At Unleash we care deeply about code quality. Technical debt creeps up over time and slowly builds to the point where it really starts to hurt. At that point it's too late. Feature flags that have outlived their feature and are not cleaned up represent technical debt that you should remove from your code.
When a flag is no longer useful, we say that it has become _stale_. A stale flag is a flag that has served its purpose and that you should remove from the code base. For a flag to become stale, you have to explicitly mark it as such. You can mark a flag as stale in the [technical debt dashboard](#the-technical-debt-dashboard).

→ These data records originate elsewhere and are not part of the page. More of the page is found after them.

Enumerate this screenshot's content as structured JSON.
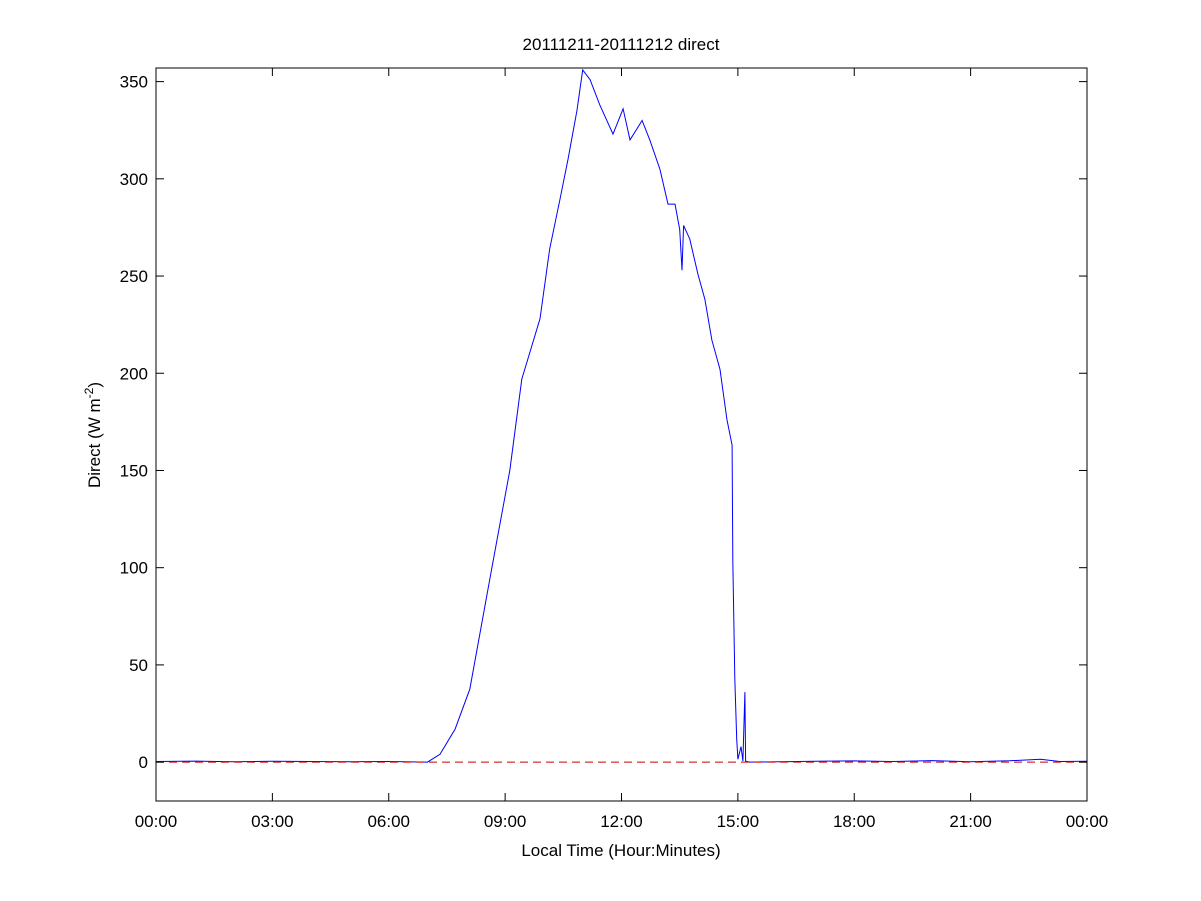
{
  "chart_data": {
    "type": "line",
    "title": "20111211-20111212 direct",
    "xlabel": "Local Time (Hour:Minutes)",
    "ylabel": "Direct (W m",
    "ylabel_sup": "-2",
    "ylabel_close": ")",
    "xlim_hours": [
      0,
      24
    ],
    "ylim": [
      -20,
      357
    ],
    "x_ticks": [
      "00:00",
      "03:00",
      "06:00",
      "09:00",
      "12:00",
      "15:00",
      "18:00",
      "21:00",
      "00:00"
    ],
    "y_ticks": [
      0,
      50,
      100,
      150,
      200,
      250,
      300,
      350
    ],
    "grid": false,
    "series": [
      {
        "color": "#0000ff",
        "style": "solid",
        "x_hours": [
          0,
          1,
          2,
          3,
          4,
          5,
          6,
          7.0,
          7.32,
          7.71,
          8.09,
          8.66,
          9.12,
          9.43,
          9.9,
          10.15,
          10.41,
          10.62,
          10.85,
          11.0,
          11.19,
          11.44,
          11.78,
          12.04,
          12.22,
          12.53,
          12.73,
          12.99,
          13.2,
          13.38,
          13.5,
          13.56,
          13.6,
          13.76,
          13.97,
          14.15,
          14.33,
          14.54,
          14.72,
          14.85,
          14.87,
          14.92,
          14.97,
          15.0,
          15.08,
          15.13,
          15.18,
          15.2,
          15.3,
          17,
          18,
          19,
          20,
          21,
          22,
          22.8,
          23.3,
          24
        ],
        "values": [
          0.3,
          0.5,
          0.2,
          0.4,
          0.3,
          0.2,
          0.3,
          0,
          4,
          17,
          37.5,
          100,
          150,
          197,
          228,
          264,
          289,
          310,
          335,
          356,
          351,
          338,
          323,
          336,
          320,
          330,
          320,
          305,
          287,
          287,
          274,
          253,
          276,
          269,
          251,
          238,
          217,
          202,
          176,
          163,
          104,
          43,
          12,
          1.5,
          8,
          0.5,
          36,
          0.5,
          0,
          0.4,
          0.6,
          0.3,
          0.8,
          0.2,
          0.7,
          1.5,
          0.3,
          0.4
        ]
      },
      {
        "color": "#cc0000",
        "style": "dashed",
        "x_hours": [
          0,
          24
        ],
        "values": [
          0,
          0
        ]
      }
    ]
  }
}
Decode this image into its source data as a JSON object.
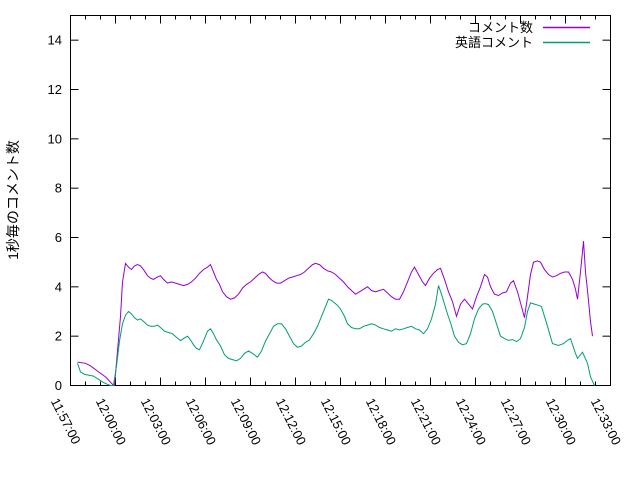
{
  "chart_data": {
    "type": "line",
    "title": "",
    "xlabel": "",
    "ylabel": "1秒毎のコメント数",
    "x_tick_labels": [
      "11:57:00",
      "12:00:00",
      "12:03:00",
      "12:06:00",
      "12:09:00",
      "12:12:00",
      "12:15:00",
      "12:18:00",
      "12:21:00",
      "12:24:00",
      "12:27:00",
      "12:30:00",
      "12:33:00"
    ],
    "y_tick_labels": [
      "0",
      "2",
      "4",
      "6",
      "8",
      "10",
      "12",
      "14"
    ],
    "y_range": [
      0,
      15
    ],
    "x_range_seconds": [
      0,
      2160
    ],
    "x_minor_tick_seconds": 60,
    "x_major_tick_seconds": 180,
    "grid": false,
    "legend_position": "top-right-inside",
    "background_color": "#ffffff",
    "axis_color": "#000000",
    "series": [
      {
        "name": "コメント数",
        "color": "#9400d3",
        "points": [
          [
            28,
            0.95
          ],
          [
            60,
            0.9
          ],
          [
            80,
            0.8
          ],
          [
            112,
            0.55
          ],
          [
            140,
            0.35
          ],
          [
            168,
            0.05
          ],
          [
            176,
            0
          ],
          [
            188,
            1.4
          ],
          [
            200,
            2.8
          ],
          [
            208,
            4.2
          ],
          [
            220,
            4.95
          ],
          [
            232,
            4.8
          ],
          [
            244,
            4.7
          ],
          [
            256,
            4.85
          ],
          [
            268,
            4.9
          ],
          [
            280,
            4.85
          ],
          [
            292,
            4.7
          ],
          [
            308,
            4.45
          ],
          [
            320,
            4.35
          ],
          [
            332,
            4.3
          ],
          [
            348,
            4.4
          ],
          [
            360,
            4.45
          ],
          [
            372,
            4.3
          ],
          [
            388,
            4.15
          ],
          [
            404,
            4.2
          ],
          [
            420,
            4.15
          ],
          [
            436,
            4.1
          ],
          [
            452,
            4.05
          ],
          [
            468,
            4.1
          ],
          [
            484,
            4.2
          ],
          [
            500,
            4.35
          ],
          [
            516,
            4.55
          ],
          [
            532,
            4.7
          ],
          [
            548,
            4.8
          ],
          [
            560,
            4.9
          ],
          [
            572,
            4.6
          ],
          [
            584,
            4.3
          ],
          [
            596,
            4.1
          ],
          [
            608,
            3.8
          ],
          [
            624,
            3.6
          ],
          [
            640,
            3.5
          ],
          [
            656,
            3.55
          ],
          [
            672,
            3.7
          ],
          [
            688,
            3.95
          ],
          [
            704,
            4.1
          ],
          [
            720,
            4.2
          ],
          [
            736,
            4.35
          ],
          [
            752,
            4.5
          ],
          [
            768,
            4.6
          ],
          [
            780,
            4.55
          ],
          [
            792,
            4.4
          ],
          [
            808,
            4.25
          ],
          [
            824,
            4.15
          ],
          [
            840,
            4.15
          ],
          [
            856,
            4.25
          ],
          [
            872,
            4.35
          ],
          [
            888,
            4.4
          ],
          [
            904,
            4.45
          ],
          [
            920,
            4.5
          ],
          [
            936,
            4.6
          ],
          [
            952,
            4.75
          ],
          [
            968,
            4.9
          ],
          [
            980,
            4.95
          ],
          [
            996,
            4.9
          ],
          [
            1012,
            4.75
          ],
          [
            1028,
            4.65
          ],
          [
            1044,
            4.6
          ],
          [
            1060,
            4.5
          ],
          [
            1076,
            4.35
          ],
          [
            1092,
            4.2
          ],
          [
            1108,
            4.0
          ],
          [
            1124,
            3.85
          ],
          [
            1140,
            3.7
          ],
          [
            1156,
            3.8
          ],
          [
            1172,
            3.9
          ],
          [
            1188,
            4.0
          ],
          [
            1204,
            3.85
          ],
          [
            1220,
            3.8
          ],
          [
            1236,
            3.85
          ],
          [
            1252,
            3.9
          ],
          [
            1268,
            3.75
          ],
          [
            1284,
            3.6
          ],
          [
            1300,
            3.5
          ],
          [
            1316,
            3.5
          ],
          [
            1332,
            3.8
          ],
          [
            1348,
            4.2
          ],
          [
            1364,
            4.6
          ],
          [
            1376,
            4.8
          ],
          [
            1392,
            4.5
          ],
          [
            1408,
            4.2
          ],
          [
            1420,
            4.05
          ],
          [
            1436,
            4.35
          ],
          [
            1452,
            4.55
          ],
          [
            1468,
            4.7
          ],
          [
            1480,
            4.75
          ],
          [
            1496,
            4.3
          ],
          [
            1512,
            3.8
          ],
          [
            1528,
            3.4
          ],
          [
            1544,
            2.8
          ],
          [
            1560,
            3.3
          ],
          [
            1576,
            3.5
          ],
          [
            1592,
            3.3
          ],
          [
            1608,
            3.1
          ],
          [
            1624,
            3.6
          ],
          [
            1640,
            4.0
          ],
          [
            1656,
            4.5
          ],
          [
            1668,
            4.4
          ],
          [
            1680,
            4.0
          ],
          [
            1696,
            3.7
          ],
          [
            1712,
            3.65
          ],
          [
            1728,
            3.75
          ],
          [
            1744,
            3.8
          ],
          [
            1760,
            4.15
          ],
          [
            1772,
            4.25
          ],
          [
            1788,
            3.8
          ],
          [
            1804,
            3.2
          ],
          [
            1816,
            2.75
          ],
          [
            1828,
            3.6
          ],
          [
            1840,
            4.5
          ],
          [
            1852,
            5.0
          ],
          [
            1868,
            5.05
          ],
          [
            1880,
            5.0
          ],
          [
            1896,
            4.7
          ],
          [
            1912,
            4.5
          ],
          [
            1928,
            4.4
          ],
          [
            1944,
            4.45
          ],
          [
            1960,
            4.55
          ],
          [
            1976,
            4.6
          ],
          [
            1992,
            4.6
          ],
          [
            2008,
            4.3
          ],
          [
            2020,
            3.9
          ],
          [
            2028,
            3.5
          ],
          [
            2040,
            4.6
          ],
          [
            2052,
            5.85
          ],
          [
            2060,
            4.6
          ],
          [
            2068,
            3.85
          ],
          [
            2080,
            2.6
          ],
          [
            2088,
            2.0
          ]
        ]
      },
      {
        "name": "英語コメント",
        "color": "#009e73",
        "points": [
          [
            28,
            0.9
          ],
          [
            40,
            0.55
          ],
          [
            56,
            0.45
          ],
          [
            72,
            0.42
          ],
          [
            92,
            0.38
          ],
          [
            112,
            0.25
          ],
          [
            132,
            0.12
          ],
          [
            148,
            0.05
          ],
          [
            160,
            0
          ],
          [
            172,
            0
          ],
          [
            184,
            0.8
          ],
          [
            196,
            1.8
          ],
          [
            208,
            2.5
          ],
          [
            220,
            2.85
          ],
          [
            232,
            3.0
          ],
          [
            244,
            2.9
          ],
          [
            256,
            2.75
          ],
          [
            268,
            2.65
          ],
          [
            280,
            2.7
          ],
          [
            292,
            2.6
          ],
          [
            308,
            2.45
          ],
          [
            320,
            2.4
          ],
          [
            336,
            2.4
          ],
          [
            348,
            2.45
          ],
          [
            360,
            2.35
          ],
          [
            376,
            2.2
          ],
          [
            392,
            2.15
          ],
          [
            408,
            2.1
          ],
          [
            424,
            1.95
          ],
          [
            440,
            1.82
          ],
          [
            452,
            1.9
          ],
          [
            468,
            2.0
          ],
          [
            480,
            1.85
          ],
          [
            492,
            1.65
          ],
          [
            504,
            1.5
          ],
          [
            516,
            1.45
          ],
          [
            532,
            1.8
          ],
          [
            548,
            2.2
          ],
          [
            560,
            2.3
          ],
          [
            572,
            2.1
          ],
          [
            584,
            1.85
          ],
          [
            600,
            1.6
          ],
          [
            616,
            1.25
          ],
          [
            632,
            1.1
          ],
          [
            648,
            1.05
          ],
          [
            664,
            1.0
          ],
          [
            680,
            1.1
          ],
          [
            696,
            1.3
          ],
          [
            712,
            1.4
          ],
          [
            728,
            1.3
          ],
          [
            748,
            1.15
          ],
          [
            764,
            1.4
          ],
          [
            780,
            1.8
          ],
          [
            796,
            2.1
          ],
          [
            812,
            2.4
          ],
          [
            828,
            2.5
          ],
          [
            844,
            2.5
          ],
          [
            860,
            2.3
          ],
          [
            876,
            2.0
          ],
          [
            892,
            1.7
          ],
          [
            908,
            1.55
          ],
          [
            924,
            1.6
          ],
          [
            940,
            1.75
          ],
          [
            956,
            1.85
          ],
          [
            972,
            2.1
          ],
          [
            988,
            2.4
          ],
          [
            1004,
            2.8
          ],
          [
            1020,
            3.2
          ],
          [
            1032,
            3.5
          ],
          [
            1044,
            3.45
          ],
          [
            1056,
            3.35
          ],
          [
            1068,
            3.25
          ],
          [
            1080,
            3.1
          ],
          [
            1096,
            2.8
          ],
          [
            1108,
            2.5
          ],
          [
            1124,
            2.35
          ],
          [
            1140,
            2.3
          ],
          [
            1156,
            2.3
          ],
          [
            1172,
            2.4
          ],
          [
            1188,
            2.45
          ],
          [
            1204,
            2.5
          ],
          [
            1220,
            2.45
          ],
          [
            1236,
            2.35
          ],
          [
            1252,
            2.3
          ],
          [
            1268,
            2.25
          ],
          [
            1284,
            2.2
          ],
          [
            1300,
            2.3
          ],
          [
            1316,
            2.25
          ],
          [
            1332,
            2.3
          ],
          [
            1348,
            2.35
          ],
          [
            1364,
            2.4
          ],
          [
            1380,
            2.3
          ],
          [
            1396,
            2.25
          ],
          [
            1412,
            2.1
          ],
          [
            1428,
            2.3
          ],
          [
            1444,
            2.7
          ],
          [
            1460,
            3.3
          ],
          [
            1472,
            4.05
          ],
          [
            1484,
            3.7
          ],
          [
            1496,
            3.3
          ],
          [
            1508,
            2.9
          ],
          [
            1520,
            2.55
          ],
          [
            1536,
            2.0
          ],
          [
            1552,
            1.75
          ],
          [
            1568,
            1.65
          ],
          [
            1584,
            1.7
          ],
          [
            1600,
            2.1
          ],
          [
            1616,
            2.7
          ],
          [
            1632,
            3.1
          ],
          [
            1648,
            3.3
          ],
          [
            1660,
            3.32
          ],
          [
            1672,
            3.28
          ],
          [
            1688,
            3.0
          ],
          [
            1704,
            2.5
          ],
          [
            1720,
            2.0
          ],
          [
            1736,
            1.9
          ],
          [
            1752,
            1.83
          ],
          [
            1768,
            1.86
          ],
          [
            1784,
            1.78
          ],
          [
            1800,
            1.9
          ],
          [
            1816,
            2.35
          ],
          [
            1828,
            3.0
          ],
          [
            1840,
            3.35
          ],
          [
            1856,
            3.3
          ],
          [
            1872,
            3.25
          ],
          [
            1884,
            3.2
          ],
          [
            1908,
            2.4
          ],
          [
            1928,
            1.7
          ],
          [
            1952,
            1.62
          ],
          [
            1972,
            1.7
          ],
          [
            1988,
            1.83
          ],
          [
            2000,
            1.9
          ],
          [
            2020,
            1.3
          ],
          [
            2028,
            1.1
          ],
          [
            2048,
            1.35
          ],
          [
            2068,
            0.9
          ],
          [
            2080,
            0.35
          ],
          [
            2096,
            0
          ]
        ]
      }
    ]
  }
}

Unleash also has a concept of _potentially_ stale flags. These are flags that have lived longer than what Unleash expects them to based on their [feature flag type](../reference/feature-toggles#feature-flag-types). However, Unleash can't know for sure whether a flag is actually stale or not, so it's up to you to make the decision on whether to mark it as stale or to keep it as an active flag.
In order to assist with removing unused feature flags, Unleash provides project health dashboards for each project. The health dashboard is listed as one of a project's tabs.


The report card includes some statistics of your application. It lists the overall amount of your active flags, the overall amount of stale flags, and lastly, the flags that Unleash believes should be stale. This calculation is performed on the basis of flag types:
One thing to note is that the report card and corresponding list are showing stats related to the currently selected project. If you have more than one project, you will be provided with a project selector in order to swap between the projects.
Unleash calculates a project's health rating based on the project's total number of active flags and how many of those active flags are stale or potentially stale. When you archive a flag, it no longer counts towards your project's health rating.

The flag list gives an overview over all of your flags and their status. In this list you can sort the flags by their name, last seen, created, expired, status and report. This will allow you to quickly get an overview over which flags may be worth deprecating and removing from the code.